Brunhilda (Brunehaut), Frédégonde, Merowig, Hilpéric, Prétextat, Fortunalus, sont des personnages qui ont, bien des fois déjà, tenté poètes et musiciens.

Pour m’en tenir au présent, je rappellerai que M. Samuel Rousseau écrivit trois actes, sous le titre de Merowig, et que, le pouvant les imposer à un théâtre de musique, il les fit entendre dans un concert, à l’Eden, en 1892, époque à laquelle j’eus l’occasion d’en rendre compte.

Dans quelques mois, M. Gunsbourg nous conviera à Monte-Carlo à la première d’un opéra inédit de César Franck, Ghiselle, tiré des Récits Mérovingiens, d’Augustin Thiéry. Je crois de plus, que M. Lucien Solvay a terminé depuis assez longtemps déjà, un livret d’opéra sur Frédégonde.

Il est donc à supposer que pour ceux qui affectionnent les sujets historiques, celui-ci est particulièrement attrayant. J’avoue que s’il faut s’en rapporter uniquement à la pièce de M. Gallet, qui est pourtant un librettiste d’expérience et de talent, cet attrait s’explique difficilement, comme il vous sera aisé d’en juger par l’exposé du scénario.
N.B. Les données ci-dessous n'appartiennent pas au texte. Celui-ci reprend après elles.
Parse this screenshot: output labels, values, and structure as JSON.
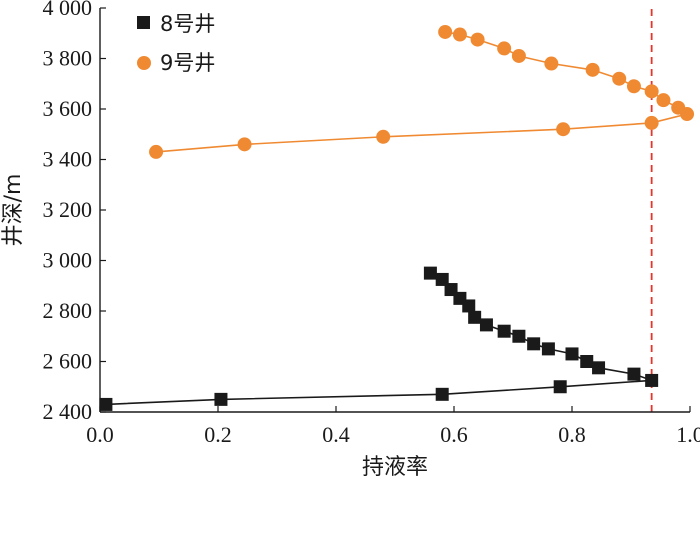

Au lever du rideau, des chœurs de leudes austrasiens, de seigneurs Goths, de Gallo-romains, de femmes richement vêtues, réunis à Paris, dans le palais des Thermes, chantent la gloire de Brunhilda, la reine dont librement ils ont fait choix. « Jamais, déclare Fortunatus le poète, jamais souveraine, ni femme, si fort et si vite, n’a pris nos yeux, notre esprit et notre âme » Mais Brunhilda n’écoute que d’une oreille distraite ces touchants madrigaux. Ses préoccupations sont d’ordre autrement grave. Tant qu’elle ne tiendra pas en son pouvoir son beau-frère Hilpéric et cette infâme Frédégonde qu’il n’a pas craint d’admettre dans la couche nuptiale au lendemain de la mort de sa jeune femme, Galswinte, elle tremblera pour sa couronne. Et non sans raison, puisque bientôt des coryphées accourent annoncer à la reine, pendant une fête, que tandis qu’on croyait Hilpéric prisonnier à Tournai, il marchait sur Paris, à la tête des Neustriens et, qu’à l’approche de l’ennemi, toute la ville venait de prendre la fuite, loin des remparts.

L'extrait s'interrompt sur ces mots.